20/11/2017

Sem errar uma nota, Chester cantou com Linkin Park no Brasil há dois meses

Rihanna tem razão ao afirmar que o vocalista do Linkin Park, Chester Bennington, era mesmo um “monstro vocal”. Nesta quinta-feira (20), o cantor de 41 anos foi encontrado morto em sua casa, em Los Angeles, e a notícia chocou os fãs no Brasil, que era um dos destinos que o grupo sempre fazia questão de incluir em suas turnês internacionais.

Há pouco mais de dois meses, o público brasileiro pôde testemunhar o talento do músico, quando o Linkin Park foi a principal atração do Festival Maximus, no dia 13 de maio, no Autódromo de Interlagos, em São Paulo. A banda foi a última atração da noite e subiu ao palco com a responsabilidade de empolgar também os fanáticos fãs do Slayer.

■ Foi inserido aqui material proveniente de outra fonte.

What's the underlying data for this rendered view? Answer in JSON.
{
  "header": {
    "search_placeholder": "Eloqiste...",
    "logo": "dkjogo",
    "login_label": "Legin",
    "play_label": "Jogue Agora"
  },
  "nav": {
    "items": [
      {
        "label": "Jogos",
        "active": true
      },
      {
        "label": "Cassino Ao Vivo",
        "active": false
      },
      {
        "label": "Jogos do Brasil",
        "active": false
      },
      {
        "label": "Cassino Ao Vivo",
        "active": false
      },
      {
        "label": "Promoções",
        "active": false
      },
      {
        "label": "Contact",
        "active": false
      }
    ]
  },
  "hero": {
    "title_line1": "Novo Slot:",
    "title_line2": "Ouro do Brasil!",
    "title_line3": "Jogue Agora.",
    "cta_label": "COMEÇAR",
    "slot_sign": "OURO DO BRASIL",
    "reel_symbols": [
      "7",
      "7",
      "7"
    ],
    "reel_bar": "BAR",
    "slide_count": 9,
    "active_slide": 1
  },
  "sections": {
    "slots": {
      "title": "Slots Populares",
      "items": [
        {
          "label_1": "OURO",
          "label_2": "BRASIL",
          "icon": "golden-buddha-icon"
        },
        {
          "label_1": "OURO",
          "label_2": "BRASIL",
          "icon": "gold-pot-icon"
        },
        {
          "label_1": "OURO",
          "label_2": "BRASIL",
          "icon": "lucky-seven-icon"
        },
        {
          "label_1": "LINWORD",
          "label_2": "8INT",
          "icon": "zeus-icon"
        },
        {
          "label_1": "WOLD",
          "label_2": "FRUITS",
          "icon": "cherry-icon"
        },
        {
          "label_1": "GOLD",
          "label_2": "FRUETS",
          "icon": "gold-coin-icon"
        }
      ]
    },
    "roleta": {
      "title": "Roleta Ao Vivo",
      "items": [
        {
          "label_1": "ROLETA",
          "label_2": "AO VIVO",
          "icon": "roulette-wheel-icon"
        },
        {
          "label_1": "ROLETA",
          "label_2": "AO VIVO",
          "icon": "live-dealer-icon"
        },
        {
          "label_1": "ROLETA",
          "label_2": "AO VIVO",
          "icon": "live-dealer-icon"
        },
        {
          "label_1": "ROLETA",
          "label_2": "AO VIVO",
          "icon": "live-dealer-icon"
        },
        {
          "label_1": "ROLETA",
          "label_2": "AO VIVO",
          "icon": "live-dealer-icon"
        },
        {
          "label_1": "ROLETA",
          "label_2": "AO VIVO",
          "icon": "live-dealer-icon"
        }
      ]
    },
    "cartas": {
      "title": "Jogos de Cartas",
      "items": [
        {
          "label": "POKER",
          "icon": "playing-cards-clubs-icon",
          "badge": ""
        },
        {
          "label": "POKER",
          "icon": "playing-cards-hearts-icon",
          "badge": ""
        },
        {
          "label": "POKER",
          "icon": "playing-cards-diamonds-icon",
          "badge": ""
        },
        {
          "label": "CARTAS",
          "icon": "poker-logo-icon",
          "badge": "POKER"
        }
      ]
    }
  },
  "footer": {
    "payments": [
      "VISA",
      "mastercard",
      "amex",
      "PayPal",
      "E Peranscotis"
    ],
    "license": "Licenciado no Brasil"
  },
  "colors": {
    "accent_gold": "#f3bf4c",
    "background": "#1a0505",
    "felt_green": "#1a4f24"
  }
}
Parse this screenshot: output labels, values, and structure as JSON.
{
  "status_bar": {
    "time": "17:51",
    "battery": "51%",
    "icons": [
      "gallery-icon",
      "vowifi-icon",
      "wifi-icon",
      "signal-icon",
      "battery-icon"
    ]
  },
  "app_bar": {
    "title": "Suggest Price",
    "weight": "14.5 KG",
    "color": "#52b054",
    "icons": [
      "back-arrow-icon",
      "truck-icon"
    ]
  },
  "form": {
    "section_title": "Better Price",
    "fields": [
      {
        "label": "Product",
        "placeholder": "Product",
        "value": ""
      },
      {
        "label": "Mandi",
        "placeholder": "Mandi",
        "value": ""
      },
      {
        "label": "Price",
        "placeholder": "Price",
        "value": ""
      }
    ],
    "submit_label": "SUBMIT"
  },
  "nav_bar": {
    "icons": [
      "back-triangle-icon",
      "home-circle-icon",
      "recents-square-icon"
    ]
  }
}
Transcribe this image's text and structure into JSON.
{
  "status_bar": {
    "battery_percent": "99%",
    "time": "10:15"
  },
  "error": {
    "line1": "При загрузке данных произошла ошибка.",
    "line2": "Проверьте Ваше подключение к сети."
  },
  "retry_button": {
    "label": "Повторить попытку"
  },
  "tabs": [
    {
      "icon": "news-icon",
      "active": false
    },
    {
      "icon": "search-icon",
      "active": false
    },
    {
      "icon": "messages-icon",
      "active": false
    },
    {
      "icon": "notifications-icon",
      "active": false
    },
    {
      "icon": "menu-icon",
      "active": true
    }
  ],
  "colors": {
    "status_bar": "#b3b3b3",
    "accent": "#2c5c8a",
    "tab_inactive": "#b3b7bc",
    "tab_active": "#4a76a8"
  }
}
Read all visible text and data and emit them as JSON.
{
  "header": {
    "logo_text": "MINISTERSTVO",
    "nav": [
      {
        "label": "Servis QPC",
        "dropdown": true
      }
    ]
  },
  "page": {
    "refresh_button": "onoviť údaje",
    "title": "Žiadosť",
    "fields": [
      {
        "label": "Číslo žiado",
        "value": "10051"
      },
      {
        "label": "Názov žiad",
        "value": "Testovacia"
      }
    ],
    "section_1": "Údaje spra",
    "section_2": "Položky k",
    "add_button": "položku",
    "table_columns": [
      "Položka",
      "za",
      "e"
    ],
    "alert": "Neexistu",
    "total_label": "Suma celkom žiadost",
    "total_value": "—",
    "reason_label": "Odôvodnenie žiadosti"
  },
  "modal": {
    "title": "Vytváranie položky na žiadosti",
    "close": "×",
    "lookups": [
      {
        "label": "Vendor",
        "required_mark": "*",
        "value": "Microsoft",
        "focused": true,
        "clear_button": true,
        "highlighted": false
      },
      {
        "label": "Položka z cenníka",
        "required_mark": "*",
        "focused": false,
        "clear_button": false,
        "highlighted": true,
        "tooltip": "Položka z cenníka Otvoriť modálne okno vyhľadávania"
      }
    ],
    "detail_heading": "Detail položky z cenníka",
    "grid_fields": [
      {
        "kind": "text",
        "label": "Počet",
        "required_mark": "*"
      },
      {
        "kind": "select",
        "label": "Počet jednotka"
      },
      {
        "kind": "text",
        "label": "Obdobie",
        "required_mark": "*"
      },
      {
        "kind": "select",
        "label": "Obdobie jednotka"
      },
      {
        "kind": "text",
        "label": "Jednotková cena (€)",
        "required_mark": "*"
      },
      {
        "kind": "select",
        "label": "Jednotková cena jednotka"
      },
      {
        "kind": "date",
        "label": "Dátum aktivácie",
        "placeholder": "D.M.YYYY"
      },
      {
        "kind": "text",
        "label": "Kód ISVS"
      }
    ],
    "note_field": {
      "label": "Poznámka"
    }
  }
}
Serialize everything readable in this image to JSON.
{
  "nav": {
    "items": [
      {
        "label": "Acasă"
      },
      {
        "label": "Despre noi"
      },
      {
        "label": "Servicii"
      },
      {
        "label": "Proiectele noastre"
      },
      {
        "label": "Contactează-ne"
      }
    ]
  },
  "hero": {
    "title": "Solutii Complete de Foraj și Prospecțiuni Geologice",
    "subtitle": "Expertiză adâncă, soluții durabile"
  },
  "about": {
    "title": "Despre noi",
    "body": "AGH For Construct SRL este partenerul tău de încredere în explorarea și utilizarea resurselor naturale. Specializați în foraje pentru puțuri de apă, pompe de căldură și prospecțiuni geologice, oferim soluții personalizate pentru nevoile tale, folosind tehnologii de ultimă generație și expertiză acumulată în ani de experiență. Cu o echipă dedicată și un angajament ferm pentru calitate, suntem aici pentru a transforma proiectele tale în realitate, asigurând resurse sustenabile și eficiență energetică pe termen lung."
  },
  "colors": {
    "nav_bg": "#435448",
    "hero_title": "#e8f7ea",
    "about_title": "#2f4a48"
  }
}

Chester parecia estar feliz, não desafinou uma nota sequer, conversou bastante com a plateia e em vários momentos exibiu a bandeira do Brasil para o público.

Porém, como se quisesse provocar os metaleiros e provar que sabe cantar devagarinho, o Linkin Park fez questão de apresentar as faixas mais pesadas de seu repertório em ritmo lento, quase como uma balada romântica, seguindo a linha do novo álbum, “One More Light”, que seria lançado seis dias depois.

Sem deméritos às outras atrações principais da noite, como o Slayer, Prophets of Rage, Rob Zombie, Ghost, entre outros, foi o Linkin Park quem mais empolgou o público, sem se preocupar no fato de sua música soar mais como pop radiofônico e menos como metal.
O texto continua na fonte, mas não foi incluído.